15 April, 2008

Krugman v. Florida

Before his current career as an economic commentator and thorn in the side of the Bush administration (but after his first career as one of the founders of the new international economics), Paul Krugman single-handedly revitalized the field of economic geography. Thus, I'm happy to hear him expressing the same skepticism that I've felt toward Richard Florida's concept of "mega-regions". Mega-regions are basically groups of cities that are somewhat close to each other. The best example is the densely-populated Boston-Washington corridor. But other mega-regions stretch credulity: Chi-Pitts for example, runs from Chicago to Pittsburgh. But is there really more cohesiveness between Chicago and Pittsburgh than there is between Chicago and the Twin Cities? Or St. Louis? It strikes me as categorization for the sake of categorization. Krugman:

It’s not at all clear to me that world competition is between mega-regions.

I’d say that there are two things that arguably define an economic unit for the purposes of economic geography.

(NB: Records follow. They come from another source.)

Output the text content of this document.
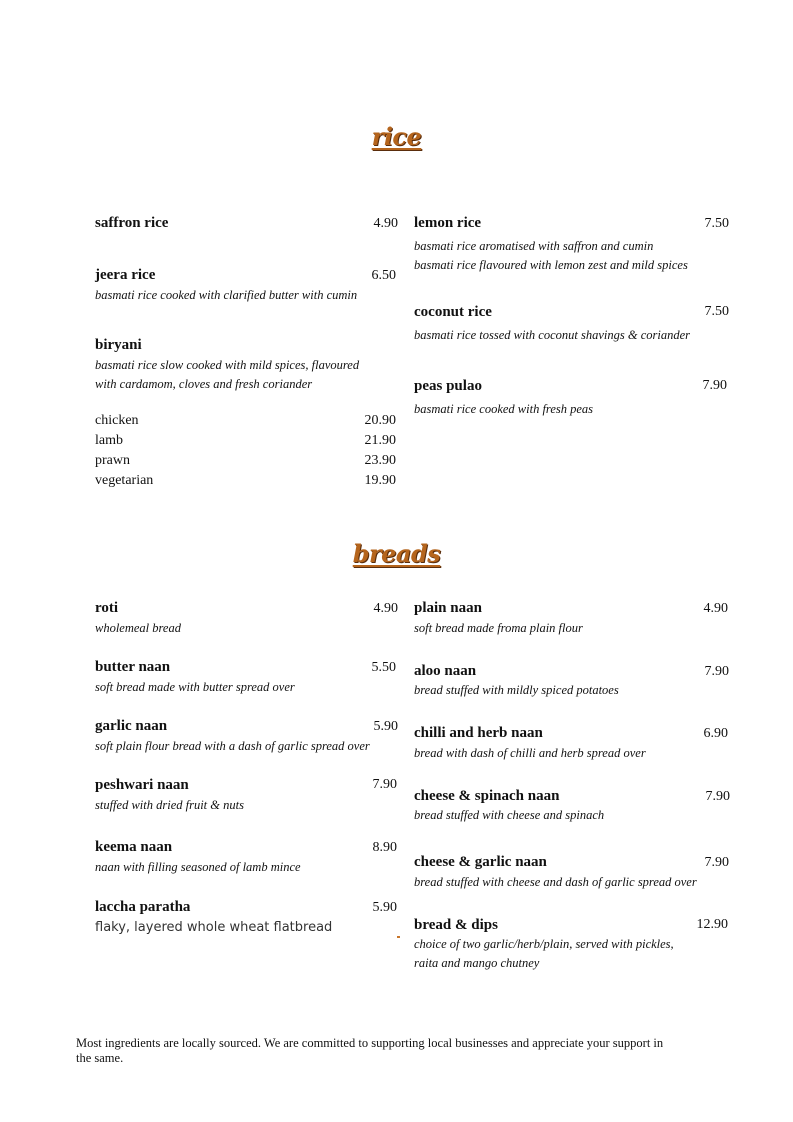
rice
saffron rice	4.90
jeera rice	6.50
basmati rice cooked with clarified butter with cumin
biryani
basmati rice slow cooked with mild spices, flavoured
with cardamom, cloves and fresh coriander
chicken	20.90
lamb	21.90
prawn	23.90
vegetarian	19.90
lemon rice	7.50
basmati rice aromatised with saffron and cumin
basmati rice flavoured with lemon zest and mild spices
coconut rice	7.50
basmati rice tossed with coconut shavings & coriander
peas pulao	7.90
basmati rice cooked with fresh peas
breads
roti	4.90
wholemeal bread
butter naan	5.50
soft bread made with butter spread over
garlic naan	5.90
soft plain flour bread with a dash of garlic spread over
peshwari naan	7.90
stuffed with dried fruit & nuts
keema naan	8.90
naan with filling seasoned of lamb mince
laccha paratha	5.90
flaky, layered whole wheat flatbread
plain naan	4.90
soft bread made froma plain flour
aloo naan	7.90
bread stuffed with mildly spiced potatoes
chilli and herb naan	6.90
bread with dash of chilli and herb spread over
cheese & spinach naan	7.90
bread stuffed with cheese and spinach
cheese & garlic naan	7.90
bread stuffed with cheese and dash of garlic spread over
bread & dips	12.90
choice of two garlic/herb/plain, served with pickles,
raita and mango chutney
Most ingredients are locally sourced. We are committed to supporting local businesses and appreciate your support in
the same.
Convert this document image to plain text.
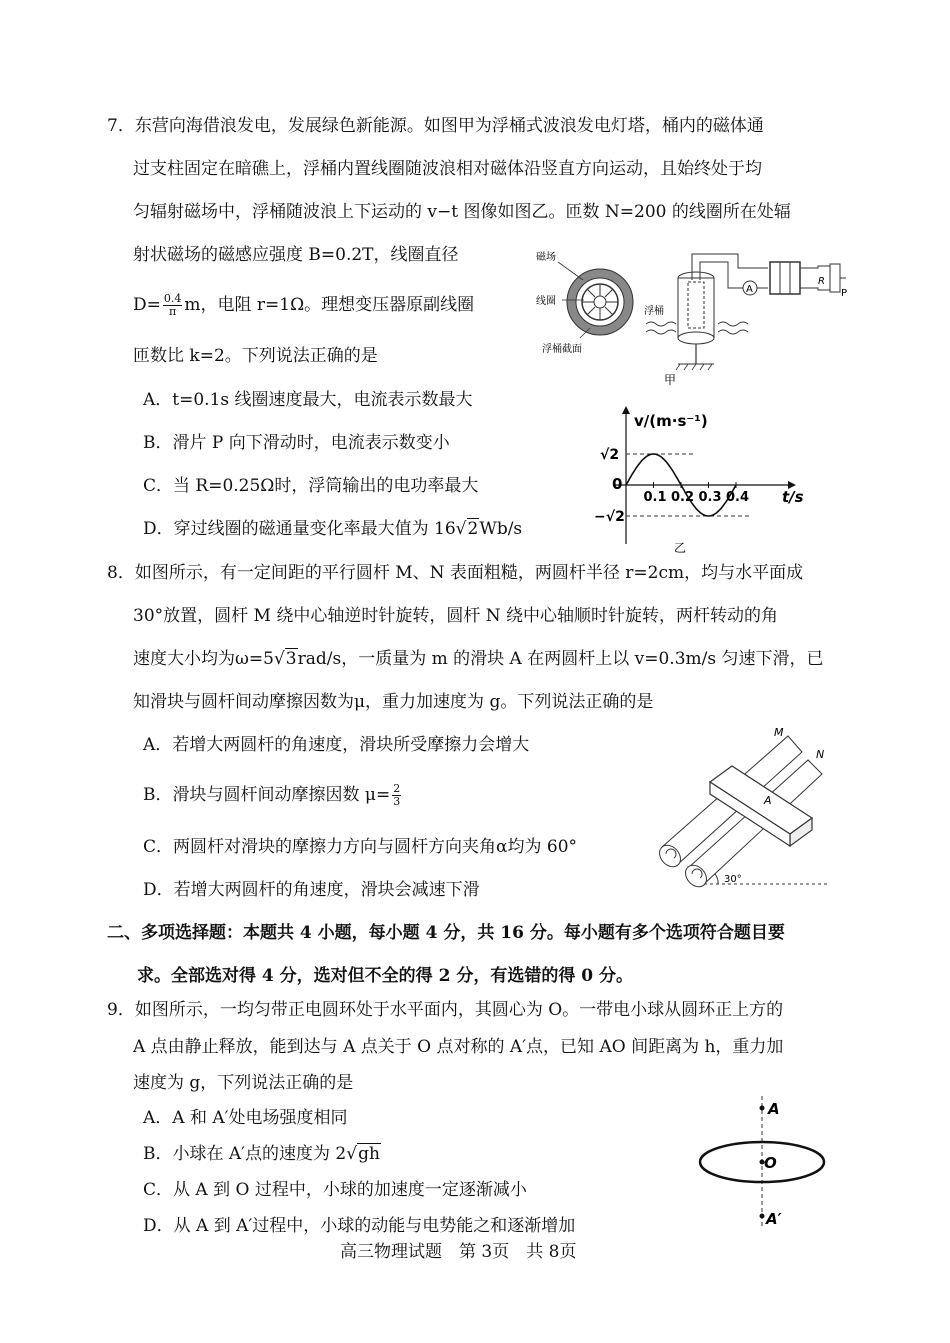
7．东营向海借浪发电，发展绿色新能源。如图甲为浮桶式波浪发电灯塔，桶内的磁体通
过支柱固定在暗礁上，浮桶内置线圈随波浪相对磁体沿竖直方向运动，且始终处于均
匀辐射磁场中，浮桶随波浪上下运动的 v−t 图像如图乙。匝数 N=200 的线圈所在处辐
射状磁场的磁感应强度 B=0.2T，线圈直径
$D= \frac{0.4}{\pi}$ m，电阻 r=1Ω。理想变压器原副线圈
匝数比 k=2。下列说法正确的是
A．t=0.1s 线圈速度最大，电流表示数最大
B．滑片 P 向下滑动时，电流表示数变小
C．当 R=0.25Ω时，浮筒输出的电功率最大
D．穿过线圈的磁通量变化率最大值为 16√2Wb/s
磁场
线圈
浮桶截面
浮桶
A
R
P
甲
v/(m·s⁻¹)
t/s
0
√2
−√2
0.1 0.2 0.3 0.4
乙
8．如图所示，有一定间距的平行圆杆 M、N 表面粗糙，两圆杆半径 r=2cm，均与水平面成
30°放置，圆杆 M 绕中心轴逆时针旋转，圆杆 N 绕中心轴顺时针旋转，两杆转动的角
速度大小均为ω=5√3rad/s，一质量为 m 的滑块 A 在两圆杆上以 v=0.3m/s 匀速下滑，已
知滑块与圆杆间动摩擦因数为μ，重力加速度为 g。下列说法正确的是
A．若增大两圆杆的角速度，滑块所受摩擦力会增大
B．滑块与圆杆间动摩擦因数 $\mu= \frac{2}{3}$
C．两圆杆对滑块的摩擦力方向与圆杆方向夹角α均为 60°
D．若增大两圆杆的角速度，滑块会减速下滑
M
N
A
30°
二、多项选择题：本题共 4 小题，每小题 4 分，共 16 分。每小题有多个选项符合题目要
求。全部选对得 4 分，选对但不全的得 2 分，有选错的得 0 分。
9．如图所示，一均匀带正电圆环处于水平面内，其圆心为 O。一带电小球从圆环正上方的
A 点由静止释放，能到达与 A 点关于 O 点对称的 A′点，已知 AO 间距离为 h，重力加
速度为 g，下列说法正确的是
A．A 和 A′处电场强度相同
B．小球在 A′点的速度为 2√gh
C．从 A 到 O 过程中，小球的加速度一定逐渐减小
D．从 A 到 A′过程中，小球的动能与电势能之和逐渐增加
A
O
A′
高三物理试题　第 3页　共 8页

One is labor mobility: a region over which there’s high mobility of labor will be a region in which everyone with the same set of skills is paid more or less the same real wage (which may differ in money terms because of differences in the cost of living etc.). By that definition, the United States as a whole is the relevant unit: workers are as mobile between Chicago and Boston as they are between Baltimore and Boston.

The other definition is the reach of spillovers — positive externalities, for the econowonks. That’s probably much more localized: there’s a reason investment bankers cluster in expensive Wall Street or City of London locations. But again, it’s hard to see that this makes the Northeast Corridor, as opposed to individual metro areas within the corridor, a relevant unit.
This seems basically right to me. Florida's response:
But let me just say that when 40 of these megas which account for less than a fifth of world population account for roughly two-thirds of economic activity and 85 percent of global innovation, something is going on.
Of course you can say the exact same thing about the 200 or so cities that these "megas" comprise. I don't see any reason why one of these statements is more compelling than the other.

Krugman makes a more subtle point here. Basically, even if the mega-region has spillovers between cities, this doesn't mean we should encourage people to move to mega-regions. There are negative externalities as well as positive from living in mega-regions and shifting people from, say, Madison, WI to New York may cause Madison to collapse while not having much of an appreciable effect on New York. We just don't know what the consequences will be. Here is Florida's response.

Ryan Avent, however, comes to Florida's rescue (somewhat), with this:
Why, for instance, have places like Baltimore and Philadelphia performed much better in recent years than similar cities in America's distressed Rust Belt? Obviously, many factors are at work, but it seems odd to suggest that the nearness of those places to the dynamic economies of New York and Washington are unimportant. Distance still matters for the movement of both goods and people. Being in Philadelphia confers an advantage on firms, who then have fairly good access to nearby economic centres, and also to the tens of millions of people surrounding them.
Fair enough--but does this really save the concept of mega-regions as outlined by Florida? I'm willing to concede this point for the Northeast Corridor. One reason so many people choose to live between Boston and DC is that there are so many places to go within a small area. For example, I'd rather live somewhere in BosWash because I know that I can maintain any friendships or connections I make much more easily than if I lived in St. Louis. There is a sort of option value--in the future I don't have to move across the country to do something new.

But can this possibly explain anything about why people live in Pittsburgh as opposed to Minneapolis? They're both the same distance from Chicago. The intervening space is mostly open or rural, NOT densely populated like the Northeast. There are some large intervening cities that can vaguely be placed between Pittsburgh and Chicago, but that's more or less true of Chicago and Minneapolis, too (Milwaukee, Madison, Appleton, La Crosse, Rochester, St. Paul). So why Chi-Pitts and not Chi-Twin? As I said before, this seems to come out of the desire to split the world into manageable chunks. Just because you can do this does not mean that the chunks are useful tools of analysis! In this case, the most you can say seems to be that cities that are close to a lot of other cities benefit from that. But dividing the world into mega-regions doesn't help much with that. Moreover, a policy based on this framework would have us discard vital, growing Minneapolis (which doesn't fit into ANY of the prescribed mega-regions) in favor of stagnating Rust Belt cities like Pittsburgh and Detroit.

As I have implied, I'm willing to call certain areas "mega-regions", like the Northeast Corridor, and probably the Los Angeles-San Diego stretch as well. And perhaps a mega-region may form between Chicago and Pittsburgh but wishing (or drawing lines) doesn't make it so.

1 comment:

Elliot said...

yeah, it doesn't really seem that this kind of a mega-region occurs often enough, or with enough similarity between the occurrences, to make it a very usefully general paradigm. It seems much more reasonable to consider the city the basic unit, and then consider the special circumstances surrounding a group of cities (such as the potential for fast rail in the NE corridor, or labor movement between Tijuana, San Diego and LA) on a case by case basis.